Although barred from the major leagues, Williams pitched many games against major league stars in postseason barnstorming exhibitions. He proved to be as tough against them as he was against the Negro leaguers, posting a 20–7 record in these games. Among his victims were Hall of Famers Grover Cleveland Alexander, Walter Johnson, Chief Bender, Rube Marquard, and Waite Hoyt. Three different times, he faced the eventual National League champions. He won two of those games and lost the third, 1-0 to the 1917 New York Giants despite throwing a no-hitter. Ty Cobb stated Williams was “a sure 30-game winner in the major leagues”.

During Williams' years in New York, he acquired the nickname "Cyclone Joe", or simply "Cyclone", frequently being listed in box scores solely by that name. After joining the Homestead Grays in the late 1920s, his nickname became "Smokey Joe", and the older "Cyclone" appellation was rarely used after that.

Williams played winter baseball with a Palm Beach, Florida team for more than 20 years during his active career.

==Family==
Williams married Beatrice A. Johnson on March 22, 1922, in New York City. Upon retiring from baseball in the late 1930s, Williams became a bartender and continued this until his death from a heart ailment. Beatrice Williams survived him.

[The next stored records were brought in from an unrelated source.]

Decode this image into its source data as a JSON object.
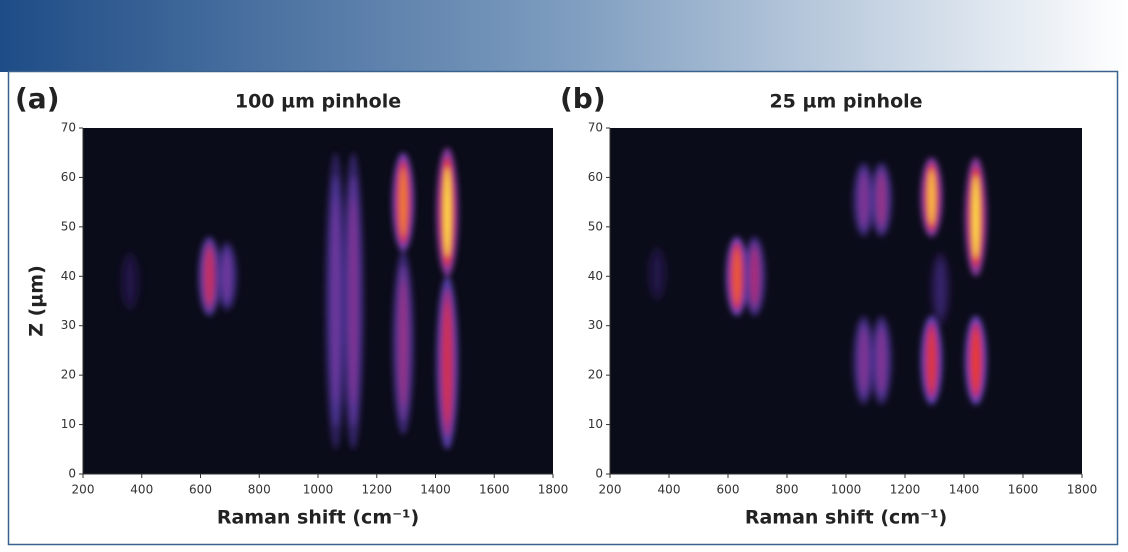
{
  "chart_data": [
    {
      "type": "heatmap",
      "panel_label": "(a)",
      "title": "100 µm pinhole",
      "xlabel": "Raman shift (cm⁻¹)",
      "ylabel": "Z (µm)",
      "xlim": [
        200,
        1800
      ],
      "ylim": [
        0,
        70
      ],
      "xticks": [
        200,
        400,
        600,
        800,
        1000,
        1200,
        1400,
        1600,
        1800
      ],
      "yticks": [
        0,
        10,
        20,
        30,
        40,
        50,
        60,
        70
      ],
      "background": "#0b0c1a",
      "bands": {
        "x": [
          360,
          630,
          690,
          1060,
          1120,
          1290,
          1290,
          1440,
          1440
        ],
        "z_low": [
          33,
          32,
          33,
          5,
          5,
          45,
          8,
          40,
          5
        ],
        "z_high": [
          45,
          48,
          47,
          65,
          65,
          65,
          45,
          66,
          40
        ],
        "intensity": [
          0.05,
          0.6,
          0.35,
          0.35,
          0.4,
          0.85,
          0.45,
          1.0,
          0.65
        ]
      }
    },
    {
      "type": "heatmap",
      "panel_label": "(b)",
      "title": "25 µm pinhole",
      "xlabel": "Raman shift (cm⁻¹)",
      "xlim": [
        200,
        1800
      ],
      "ylim": [
        0,
        70
      ],
      "xticks": [
        200,
        400,
        600,
        800,
        1000,
        1200,
        1400,
        1600,
        1800
      ],
      "yticks": [
        0,
        10,
        20,
        30,
        40,
        50,
        60,
        70
      ],
      "background": "#0b0c1a",
      "bands": {
        "x": [
          360,
          630,
          690,
          1060,
          1060,
          1120,
          1120,
          1290,
          1290,
          1320,
          1440,
          1440
        ],
        "z_low": [
          35,
          32,
          32,
          48,
          14,
          48,
          14,
          48,
          14,
          30,
          40,
          14
        ],
        "z_high": [
          46,
          48,
          48,
          63,
          32,
          63,
          32,
          64,
          32,
          45,
          64,
          32
        ],
        "intensity": [
          0.05,
          0.8,
          0.5,
          0.4,
          0.4,
          0.45,
          0.4,
          0.95,
          0.7,
          0.15,
          1.0,
          0.75
        ]
      }
    }
  ]
}
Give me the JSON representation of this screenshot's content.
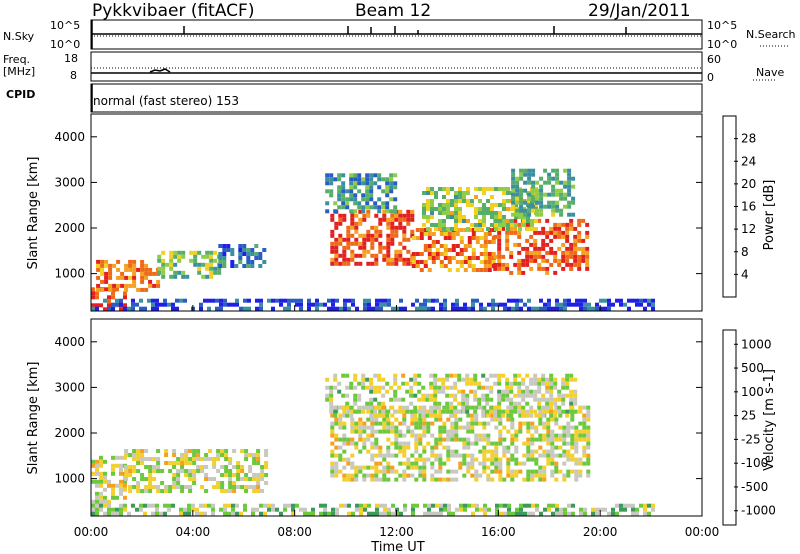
{
  "header": {
    "site_title": "Pykkvibaer (fitACF)",
    "beam": "Beam 12",
    "date": "29/Jan/2011"
  },
  "strips": {
    "nsky_label": "N.Sky",
    "nsky_ticks": [
      "10^5",
      "10^0"
    ],
    "nsearch_label": "N.Search",
    "nsearch_ticks": [
      "10^5",
      "10^0"
    ],
    "freq_label_1": "Freq.",
    "freq_label_2": "[MHz]",
    "freq_ticks": [
      "18",
      "8"
    ],
    "nave_label": "Nave",
    "nave_ticks": [
      "60",
      "0"
    ],
    "cpid_label": "CPID",
    "cpid_text": "normal (fast stereo) 153"
  },
  "chart_data": [
    {
      "type": "heatmap",
      "name": "power-panel",
      "ylabel": "Slant Range [km]",
      "yticks": [
        1000,
        2000,
        3000,
        4000
      ],
      "ylim": [
        180,
        4500
      ],
      "xlim": [
        0,
        24
      ],
      "colorbar_label": "Power [dB]",
      "colorbar_ticks": [
        "4",
        "8",
        "12",
        "16",
        "20",
        "24",
        "28"
      ],
      "colorbar_colors": [
        "#1f1fe6",
        "#2a5cc4",
        "#3a8fa0",
        "#57ad6a",
        "#8fcc4a",
        "#f0d020",
        "#f4a020",
        "#ef6a18",
        "#e32020"
      ],
      "scatter_regions": [
        {
          "t": [
            0.0,
            1.3
          ],
          "r": [
            200,
            700
          ],
          "level": 0.9
        },
        {
          "t": [
            0.2,
            2.6
          ],
          "r": [
            600,
            1300
          ],
          "level": 0.78
        },
        {
          "t": [
            2.6,
            5.0
          ],
          "r": [
            900,
            1500
          ],
          "level": 0.45
        },
        {
          "t": [
            5.0,
            6.8
          ],
          "r": [
            1200,
            1650
          ],
          "level": 0.25
        },
        {
          "t": [
            9.4,
            12.6
          ],
          "r": [
            1200,
            2400
          ],
          "level": 0.88
        },
        {
          "t": [
            12.6,
            15.8
          ],
          "r": [
            1100,
            2000
          ],
          "level": 0.8
        },
        {
          "t": [
            15.8,
            19.5
          ],
          "r": [
            1000,
            2200
          ],
          "level": 0.85
        },
        {
          "t": [
            13.0,
            17.5
          ],
          "r": [
            2000,
            2900
          ],
          "level": 0.5
        },
        {
          "t": [
            9.2,
            12.0
          ],
          "r": [
            2400,
            3200
          ],
          "level": 0.3
        },
        {
          "t": [
            16.5,
            19.0
          ],
          "r": [
            2300,
            3300
          ],
          "level": 0.4
        },
        {
          "t": [
            0.0,
            22.0
          ],
          "r": [
            200,
            450
          ],
          "level": 0.12
        }
      ]
    },
    {
      "type": "heatmap",
      "name": "velocity-panel",
      "ylabel": "Slant Range [km]",
      "yticks": [
        1000,
        2000,
        3000,
        4000
      ],
      "ylim": [
        180,
        4500
      ],
      "xlim": [
        0,
        24
      ],
      "colorbar_label": "Velocity [m s-1]",
      "colorbar_ticks": [
        "1000",
        "500",
        "100",
        "25",
        "-25",
        "-100",
        "-500",
        "-1000"
      ],
      "colorbar_colors": [
        "#1a2fb8",
        "#2b6ea8",
        "#3e9a5a",
        "#6cc83c",
        "#c8c8c0",
        "#f2d030",
        "#f4a020",
        "#ef6a18",
        "#e02020"
      ],
      "xticks": [
        "00:00",
        "04:00",
        "08:00",
        "12:00",
        "16:00",
        "20:00",
        "00:00"
      ],
      "xlabel": "Time UT",
      "scatter_regions": [
        {
          "t": [
            0.0,
            1.3
          ],
          "r": [
            300,
            1500
          ],
          "level": 0.55
        },
        {
          "t": [
            1.3,
            6.8
          ],
          "r": [
            700,
            1650
          ],
          "level": 0.52
        },
        {
          "t": [
            9.4,
            19.5
          ],
          "r": [
            1000,
            2600
          ],
          "level": 0.52
        },
        {
          "t": [
            9.2,
            19.0
          ],
          "r": [
            2400,
            3300
          ],
          "level": 0.5
        },
        {
          "t": [
            0.0,
            22.0
          ],
          "r": [
            200,
            450
          ],
          "level": 0.42
        }
      ]
    }
  ]
}
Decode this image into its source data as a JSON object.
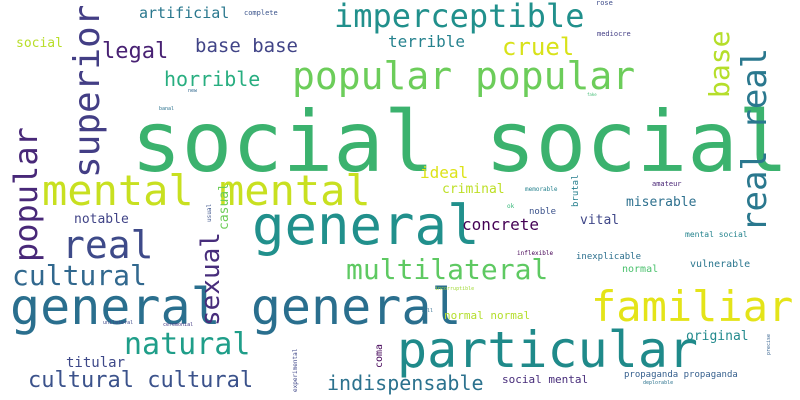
{
  "words": [
    {
      "text": "social social",
      "color": "#3bb26e"
    },
    {
      "text": "particular",
      "color": "#1f8a8a"
    },
    {
      "text": "popular popular",
      "color": "#6ccd5a"
    },
    {
      "text": "familiar",
      "color": "#e4e419"
    },
    {
      "text": "general general",
      "color": "#2a6f8e"
    },
    {
      "text": "general",
      "color": "#21908c"
    },
    {
      "text": "mental mental",
      "color": "#c8e020"
    },
    {
      "text": "imperceptible",
      "color": "#21908c"
    },
    {
      "text": "real real",
      "color": "#2a788e"
    },
    {
      "text": "superior",
      "color": "#433e85"
    },
    {
      "text": "popular",
      "color": "#482878"
    },
    {
      "text": "real",
      "color": "#3e4a89"
    },
    {
      "text": "multilateral",
      "color": "#5ec962"
    },
    {
      "text": "natural",
      "color": "#1f9e89"
    },
    {
      "text": "cultural",
      "color": "#31688e"
    },
    {
      "text": "sexual",
      "color": "#472d7b"
    },
    {
      "text": "cultural cultural",
      "color": "#3b528b"
    },
    {
      "text": "indispensable",
      "color": "#2c728e"
    },
    {
      "text": "base",
      "color": "#b5de2b"
    },
    {
      "text": "cruel",
      "color": "#d8e219"
    },
    {
      "text": "legal",
      "color": "#482173"
    },
    {
      "text": "horrible",
      "color": "#28ae80"
    },
    {
      "text": "base base",
      "color": "#414487"
    },
    {
      "text": "terrible",
      "color": "#26828e"
    },
    {
      "text": "artificial",
      "color": "#2a788e"
    },
    {
      "text": "social",
      "color": "#b8de29"
    },
    {
      "text": "concrete",
      "color": "#440154"
    },
    {
      "text": "ideal",
      "color": "#dde318"
    },
    {
      "text": "criminal",
      "color": "#bddf26"
    },
    {
      "text": "vital",
      "color": "#3f4788"
    },
    {
      "text": "miserable",
      "color": "#2d708e"
    },
    {
      "text": "notable",
      "color": "#414487"
    },
    {
      "text": "casual",
      "color": "#6ece58"
    },
    {
      "text": "titular",
      "color": "#3e4989"
    },
    {
      "text": "original",
      "color": "#238a8d"
    },
    {
      "text": "normal normal",
      "color": "#b4de2c"
    },
    {
      "text": "social mental",
      "color": "#472c7a"
    },
    {
      "text": "propaganda propaganda",
      "color": "#355f8d"
    },
    {
      "text": "coma",
      "color": "#450559"
    },
    {
      "text": "normal",
      "color": "#4ac16d"
    },
    {
      "text": "inexplicable",
      "color": "#2d708e"
    },
    {
      "text": "vulnerable",
      "color": "#2a768e"
    },
    {
      "text": "mental social",
      "color": "#25848e"
    },
    {
      "text": "brutal",
      "color": "#277f8e"
    },
    {
      "text": "noble",
      "color": "#3b528b"
    },
    {
      "text": "complete",
      "color": "#3a538b"
    },
    {
      "text": "rose",
      "color": "#3e4c8a"
    },
    {
      "text": "mediocre",
      "color": "#433e85"
    },
    {
      "text": "amateur",
      "color": "#482475"
    },
    {
      "text": "memorable",
      "color": "#26828e"
    },
    {
      "text": "ok",
      "color": "#35b779"
    },
    {
      "text": "usual",
      "color": "#3b528b"
    },
    {
      "text": "inflexible",
      "color": "#440154"
    },
    {
      "text": "new",
      "color": "#31688e"
    },
    {
      "text": "banal",
      "color": "#2c728e"
    },
    {
      "text": "fake",
      "color": "#3fbc73"
    },
    {
      "text": "full",
      "color": "#2f6c8e"
    },
    {
      "text": "incorruptible",
      "color": "#a2da37"
    },
    {
      "text": "unilateral",
      "color": "#3e4a89"
    },
    {
      "text": "ceremonial",
      "color": "#443b84"
    },
    {
      "text": "experimental",
      "color": "#3f4788"
    },
    {
      "text": "deplorable",
      "color": "#2c738e"
    },
    {
      "text": "precise",
      "color": "#34618d"
    }
  ]
}
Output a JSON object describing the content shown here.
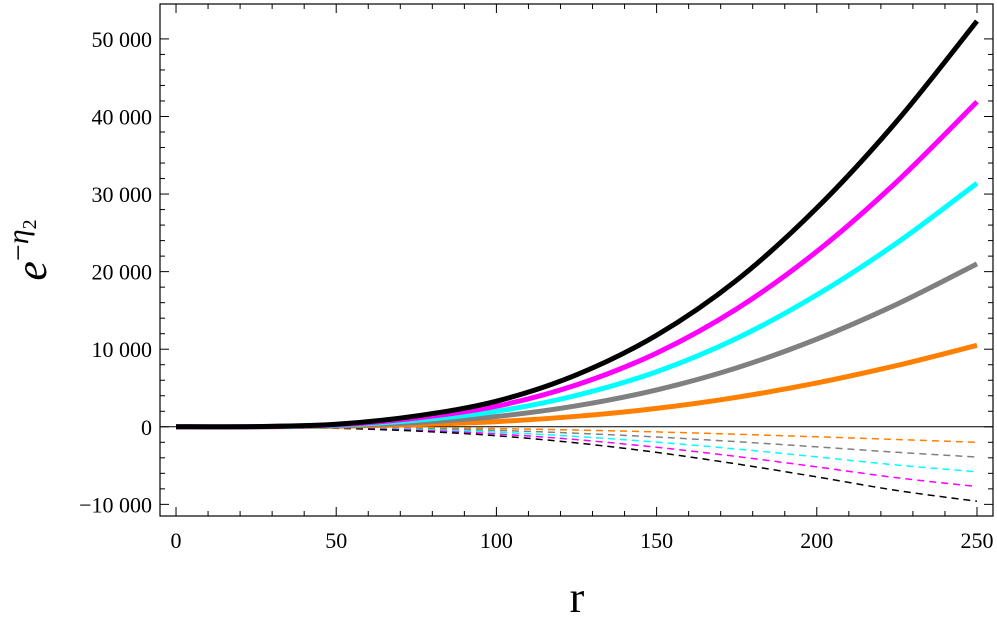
{
  "chart_data": {
    "type": "line",
    "xlabel": "r",
    "ylabel": {
      "base": "e",
      "sup_prefix": "−",
      "sup_symbol": "η",
      "sup_sub": "2"
    },
    "xlim": [
      -5,
      255
    ],
    "ylim": [
      -11500,
      54500
    ],
    "x_ticks": [
      0,
      50,
      100,
      150,
      200,
      250
    ],
    "x_tick_labels": [
      "0",
      "50",
      "100",
      "150",
      "200",
      "250"
    ],
    "y_ticks": [
      -10000,
      0,
      10000,
      20000,
      30000,
      40000,
      50000
    ],
    "y_tick_labels": [
      "−10 000",
      "0",
      "10 000",
      "20 000",
      "30 000",
      "40 000",
      "50 000"
    ],
    "grid": false,
    "legend": "none",
    "x": [
      0,
      25,
      50,
      75,
      100,
      125,
      150,
      175,
      200,
      225,
      250
    ],
    "series": [
      {
        "color": "#000000",
        "style": "solid",
        "values": [
          0,
          25,
          320,
          1400,
          3300,
          6700,
          11800,
          18900,
          28200,
          39400,
          52300
        ]
      },
      {
        "color": "#ff00ff",
        "style": "solid",
        "values": [
          0,
          20,
          260,
          1120,
          2650,
          5400,
          9500,
          15200,
          22600,
          31600,
          41900
        ]
      },
      {
        "color": "#00ffff",
        "style": "solid",
        "values": [
          0,
          15,
          200,
          840,
          2000,
          4050,
          7100,
          11400,
          17000,
          23700,
          31400
        ]
      },
      {
        "color": "#808080",
        "style": "solid",
        "values": [
          0,
          10,
          130,
          560,
          1330,
          2700,
          4750,
          7600,
          11300,
          15800,
          21000
        ]
      },
      {
        "color": "#ff8000",
        "style": "solid",
        "values": [
          0,
          5,
          65,
          280,
          670,
          1350,
          2370,
          3800,
          5650,
          7900,
          10500
        ]
      },
      {
        "color": "#ff8000",
        "style": "dashed",
        "values": [
          0,
          -5,
          -40,
          -110,
          -230,
          -420,
          -660,
          -960,
          -1290,
          -1640,
          -2000
        ]
      },
      {
        "color": "#808080",
        "style": "dashed",
        "values": [
          0,
          -10,
          -80,
          -220,
          -460,
          -830,
          -1320,
          -1920,
          -2590,
          -3290,
          -3900
        ]
      },
      {
        "color": "#00ffff",
        "style": "dashed",
        "values": [
          0,
          -15,
          -115,
          -330,
          -690,
          -1250,
          -1980,
          -2870,
          -3880,
          -4930,
          -5800
        ]
      },
      {
        "color": "#ff00ff",
        "style": "dashed",
        "values": [
          0,
          -20,
          -155,
          -440,
          -920,
          -1660,
          -2640,
          -3830,
          -5170,
          -6570,
          -7700
        ]
      },
      {
        "color": "#000000",
        "style": "dashed",
        "values": [
          0,
          -25,
          -190,
          -550,
          -1150,
          -2080,
          -3300,
          -4790,
          -6460,
          -8210,
          -9600
        ]
      }
    ]
  }
}
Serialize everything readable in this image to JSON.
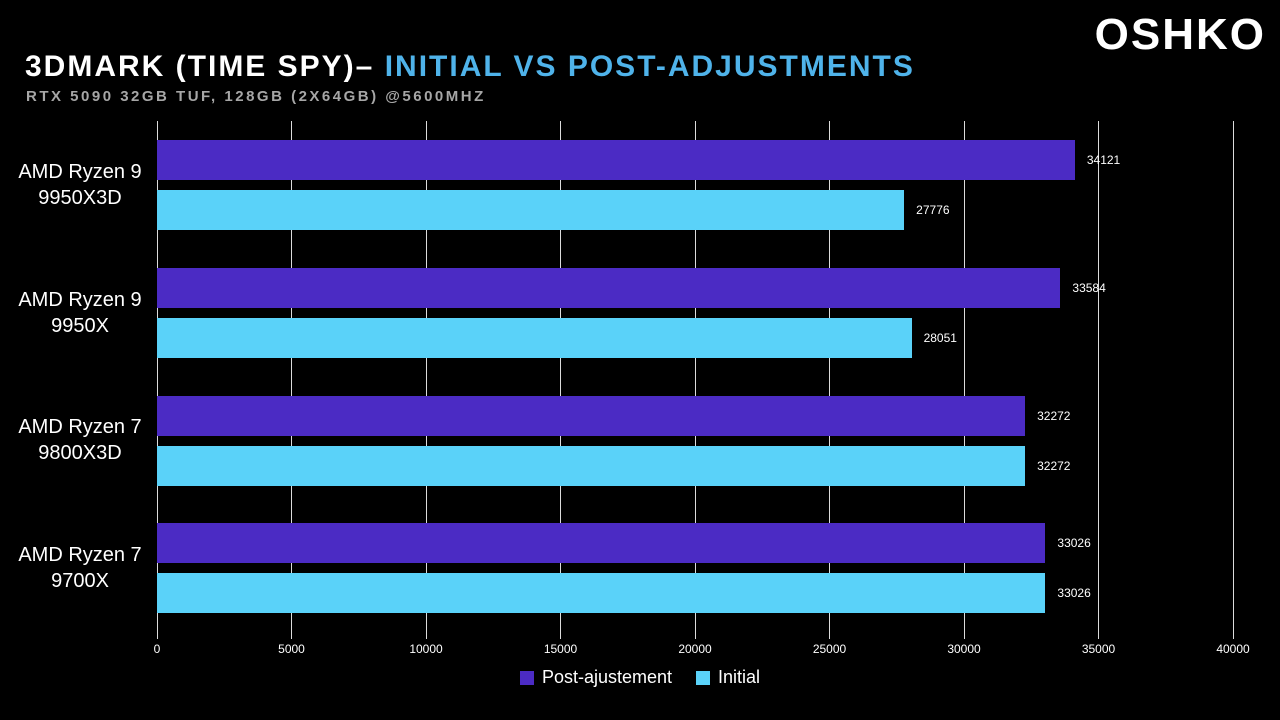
{
  "brand": "OSHKO",
  "header": {
    "title_white": "3DMARK (TIME SPY)– ",
    "title_accent": "INITIAL VS POST-ADJUSTMENTS",
    "subtitle": "RTX 5090 32GB TUF, 128GB (2X64GB) @5600MHZ"
  },
  "colors": {
    "background": "#000000",
    "accent_blue": "#4FB3EA",
    "bar_post": "#4B2BC4",
    "bar_initial": "#5AD2F9",
    "subtitle_gray": "#A6A6A6",
    "gridline": "#DCDCDC",
    "text": "#FFFFFF"
  },
  "chart_data": {
    "type": "bar",
    "orientation": "horizontal",
    "title": "3DMARK (TIME SPY)– INITIAL VS POST-ADJUSTMENTS",
    "subtitle": "RTX 5090 32GB TUF, 128GB (2X64GB) @5600MHZ",
    "categories": [
      "AMD Ryzen 9\n9950X3D",
      "AMD Ryzen 9\n9950X",
      "AMD Ryzen 7\n9800X3D",
      "AMD Ryzen 7\n9700X"
    ],
    "series": [
      {
        "name": "Post-ajustement",
        "color_key": "bar_post",
        "values": [
          34121,
          33584,
          32272,
          33026
        ]
      },
      {
        "name": "Initial",
        "color_key": "bar_initial",
        "values": [
          27776,
          28051,
          32272,
          33026
        ]
      }
    ],
    "xlim": [
      0,
      40000
    ],
    "x_ticks": [
      0,
      5000,
      10000,
      15000,
      20000,
      25000,
      30000,
      35000,
      40000
    ],
    "grid": true,
    "value_labels": true,
    "legend_position": "bottom"
  }
}
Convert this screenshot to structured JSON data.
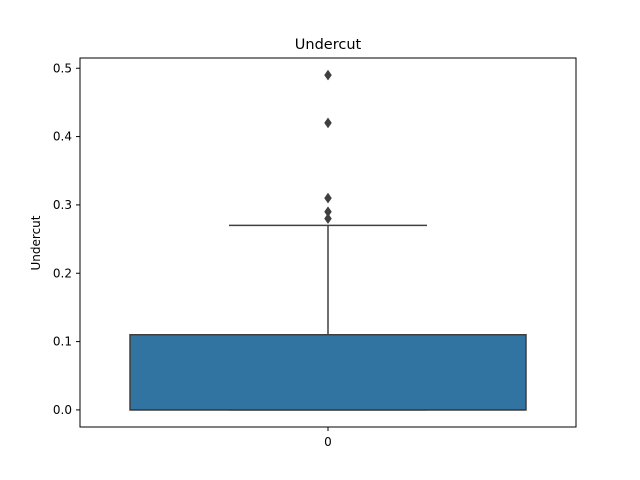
{
  "chart_data": {
    "type": "box",
    "title": "Undercut",
    "xlabel": "",
    "ylabel": "Undercut",
    "categories": [
      "0"
    ],
    "ylim": [
      -0.025,
      0.515
    ],
    "yticks": [
      0.0,
      0.1,
      0.2,
      0.3,
      0.4,
      0.5
    ],
    "ytick_labels": [
      "0.0",
      "0.1",
      "0.2",
      "0.3",
      "0.4",
      "0.5"
    ],
    "grid": false,
    "box": {
      "q1": 0.0,
      "median": 0.0,
      "q3": 0.11,
      "whisker_low": 0.0,
      "whisker_high": 0.27,
      "outliers": [
        0.28,
        0.29,
        0.31,
        0.42,
        0.49
      ]
    },
    "colors": {
      "box_fill": "#3274a1",
      "line": "#3f3f3f"
    }
  }
}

Williams is interred at Lincoln Memorial Cemetery, a historic African American cemetery in Suitland, Maryland. He is buried in a grave shared with his wife's mother and step-father.

==Legacy==
In 1950, there was a "Smokey Joe Williams Day" at the Polo Grounds. The following year, Williams died at age 64 in New York City.

Considerable debate existed and still exists over whether Williams or Paige was the greatest of the Negro league pitchers. Most modern sources lean toward Paige, but in 1952, a poll taken by the Pittsburgh Courier named Williams the greatest pitcher in Negro league history.

In 1999, after extensive research on the early years of black baseball revealed his outstanding record, Williams was elected to the National Baseball Hall of Fame. In the 2001 book The New Bill James Historical Baseball Abstract, writer Bill James ranked Williams as the 52nd greatest player in baseball history, behind Sandy Koufax and ahead of Roy Campanella. This would rank Williams as the 12th greatest pitcher, behind Koufax and ahead of Bob Feller.

==Quotes==
“The important thing is that the long fight against the ban has been lifted. I praise the Lord I’ve lived to see the day.”